Wenn man mit zwei Sprachen aufwächst, was ist dann eigentlich die “Muttersprache”? Unsere Autorin Neslihan Yakut setzt sich mit diesem Begriff und ihrer eigenen Beziehung zu Sprache und Sprechen auseinander.

Beides oder Keines.

Es war im Dezember letzten Jahres. Ich öffne ein Formular in Pdf- Format mit dem Titel “Anmeldung zur Zulassungsprüfung”. Fragen soll ich beantworten, ganz simpel. 

Name

ich tippe: Neslihan Yakut 

Geburtsdatum 

Ich tippe: 16.Februar 1990

Geburtsort 

Ich tippe: Berlin, Berlin Kreuzberg. Berlin Kreuzberg- Urban Krankenhaus. 

Rechts in der Ecke steht dann noch, 

Muttersprache

Mutter spra che.  Das Wort dreht ne Runde in meinem Mund und knallt ein paarmal gegen die Backen. Ich tippe “t”, lösche. Ich überlege, ich tippe “d”, lösche. Ich tippe “türk”, lösche. Ich tippe “deut”, lösche. 

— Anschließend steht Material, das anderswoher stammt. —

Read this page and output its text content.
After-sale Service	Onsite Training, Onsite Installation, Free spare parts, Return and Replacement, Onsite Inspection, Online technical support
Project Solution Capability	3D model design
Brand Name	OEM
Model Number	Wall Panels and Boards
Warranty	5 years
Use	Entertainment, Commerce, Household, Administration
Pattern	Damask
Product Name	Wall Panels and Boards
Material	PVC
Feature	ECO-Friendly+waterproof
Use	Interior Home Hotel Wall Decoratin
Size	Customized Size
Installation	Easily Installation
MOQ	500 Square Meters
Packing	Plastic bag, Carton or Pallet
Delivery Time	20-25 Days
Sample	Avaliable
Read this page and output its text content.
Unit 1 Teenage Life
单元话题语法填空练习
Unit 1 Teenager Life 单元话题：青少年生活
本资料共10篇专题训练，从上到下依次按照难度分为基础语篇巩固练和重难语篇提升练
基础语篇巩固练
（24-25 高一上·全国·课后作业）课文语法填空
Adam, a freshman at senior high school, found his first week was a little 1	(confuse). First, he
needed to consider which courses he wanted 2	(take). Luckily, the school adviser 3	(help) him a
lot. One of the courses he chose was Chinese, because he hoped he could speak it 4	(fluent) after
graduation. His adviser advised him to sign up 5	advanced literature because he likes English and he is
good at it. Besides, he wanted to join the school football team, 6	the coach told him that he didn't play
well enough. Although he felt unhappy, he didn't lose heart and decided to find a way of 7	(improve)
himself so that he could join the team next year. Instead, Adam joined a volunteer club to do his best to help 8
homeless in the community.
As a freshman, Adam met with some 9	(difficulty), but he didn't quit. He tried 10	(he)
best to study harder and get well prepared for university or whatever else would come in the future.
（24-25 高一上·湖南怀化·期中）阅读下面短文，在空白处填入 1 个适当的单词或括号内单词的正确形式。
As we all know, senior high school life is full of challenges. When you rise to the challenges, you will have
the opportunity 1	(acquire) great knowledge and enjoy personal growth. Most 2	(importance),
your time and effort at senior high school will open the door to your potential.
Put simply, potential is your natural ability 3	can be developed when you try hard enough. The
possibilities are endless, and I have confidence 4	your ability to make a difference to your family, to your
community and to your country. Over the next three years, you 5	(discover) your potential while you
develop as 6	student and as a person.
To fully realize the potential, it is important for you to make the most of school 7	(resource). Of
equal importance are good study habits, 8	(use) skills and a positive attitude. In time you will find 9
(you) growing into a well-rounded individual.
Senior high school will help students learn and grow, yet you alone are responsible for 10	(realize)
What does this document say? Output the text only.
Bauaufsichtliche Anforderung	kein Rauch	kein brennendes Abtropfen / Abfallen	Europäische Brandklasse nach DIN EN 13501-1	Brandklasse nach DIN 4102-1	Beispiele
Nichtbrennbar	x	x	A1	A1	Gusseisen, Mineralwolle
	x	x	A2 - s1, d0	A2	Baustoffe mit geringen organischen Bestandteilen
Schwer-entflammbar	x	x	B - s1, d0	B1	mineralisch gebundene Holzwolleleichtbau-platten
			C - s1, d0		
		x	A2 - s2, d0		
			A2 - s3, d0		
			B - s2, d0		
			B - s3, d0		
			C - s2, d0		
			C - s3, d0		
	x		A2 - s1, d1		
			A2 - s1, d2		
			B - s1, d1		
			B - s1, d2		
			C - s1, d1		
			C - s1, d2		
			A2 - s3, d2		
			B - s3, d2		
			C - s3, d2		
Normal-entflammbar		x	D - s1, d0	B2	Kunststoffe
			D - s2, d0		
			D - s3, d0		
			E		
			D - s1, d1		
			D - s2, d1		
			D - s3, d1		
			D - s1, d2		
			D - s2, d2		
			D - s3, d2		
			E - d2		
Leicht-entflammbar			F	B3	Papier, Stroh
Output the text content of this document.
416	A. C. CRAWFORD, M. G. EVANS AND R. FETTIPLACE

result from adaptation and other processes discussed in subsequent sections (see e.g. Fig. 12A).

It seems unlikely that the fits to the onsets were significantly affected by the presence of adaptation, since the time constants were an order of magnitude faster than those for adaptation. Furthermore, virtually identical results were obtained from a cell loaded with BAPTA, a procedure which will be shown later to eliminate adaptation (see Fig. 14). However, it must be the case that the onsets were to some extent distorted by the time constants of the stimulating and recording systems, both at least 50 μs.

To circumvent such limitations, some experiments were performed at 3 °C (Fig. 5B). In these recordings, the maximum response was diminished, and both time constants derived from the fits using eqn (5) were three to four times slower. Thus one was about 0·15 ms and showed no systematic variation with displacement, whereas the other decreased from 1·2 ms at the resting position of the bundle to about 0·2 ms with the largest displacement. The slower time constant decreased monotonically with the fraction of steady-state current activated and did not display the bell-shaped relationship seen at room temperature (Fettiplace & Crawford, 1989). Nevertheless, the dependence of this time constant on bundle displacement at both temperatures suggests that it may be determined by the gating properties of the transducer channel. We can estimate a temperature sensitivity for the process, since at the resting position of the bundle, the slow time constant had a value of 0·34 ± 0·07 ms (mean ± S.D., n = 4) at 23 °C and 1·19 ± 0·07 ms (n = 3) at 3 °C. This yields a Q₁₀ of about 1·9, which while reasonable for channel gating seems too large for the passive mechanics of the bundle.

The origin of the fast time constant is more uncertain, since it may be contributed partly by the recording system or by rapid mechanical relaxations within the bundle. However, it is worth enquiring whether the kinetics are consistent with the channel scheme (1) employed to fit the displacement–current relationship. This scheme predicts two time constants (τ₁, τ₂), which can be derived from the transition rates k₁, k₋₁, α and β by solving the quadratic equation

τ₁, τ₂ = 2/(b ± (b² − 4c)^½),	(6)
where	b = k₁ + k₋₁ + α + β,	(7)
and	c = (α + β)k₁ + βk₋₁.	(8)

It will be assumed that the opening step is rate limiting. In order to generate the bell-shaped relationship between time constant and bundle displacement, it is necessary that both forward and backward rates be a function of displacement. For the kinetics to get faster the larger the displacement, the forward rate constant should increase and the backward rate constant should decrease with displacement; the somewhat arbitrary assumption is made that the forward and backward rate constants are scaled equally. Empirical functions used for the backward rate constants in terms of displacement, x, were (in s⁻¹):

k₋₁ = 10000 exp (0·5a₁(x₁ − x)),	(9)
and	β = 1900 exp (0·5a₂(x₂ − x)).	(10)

Ich öffne ein neues Fenster bei Firefox. Ich tippe Muttersprache. Als erstes Ergebnis zeigt mir Google ein Wikipedia-Beitrag an, worin die Muttersprache wie folgt definiert wird: “Als Muttersprache bezeichnet man eine vom Sprecher in der frühen Kindheit ohne formalen Unterricht erlernte Sprache.” Also beides? Ich lese weiter: ”Eine Sprache wird in der Regel durch eine enge Bezugsperson oder durch die Mutter vermittelt (daher „Muttersprache“).” Also türkisch? Lese weiter: “Verbunden mit dem Begriff ist außerdem eine allgemeine Vorstellung, dass die Muttersprache die Sprache ist, die ein sich verbal ausdrückendes Individuum (Muttersprachler) am besten beherrscht.” Nach der allgemeinen Vorstellung also, keines.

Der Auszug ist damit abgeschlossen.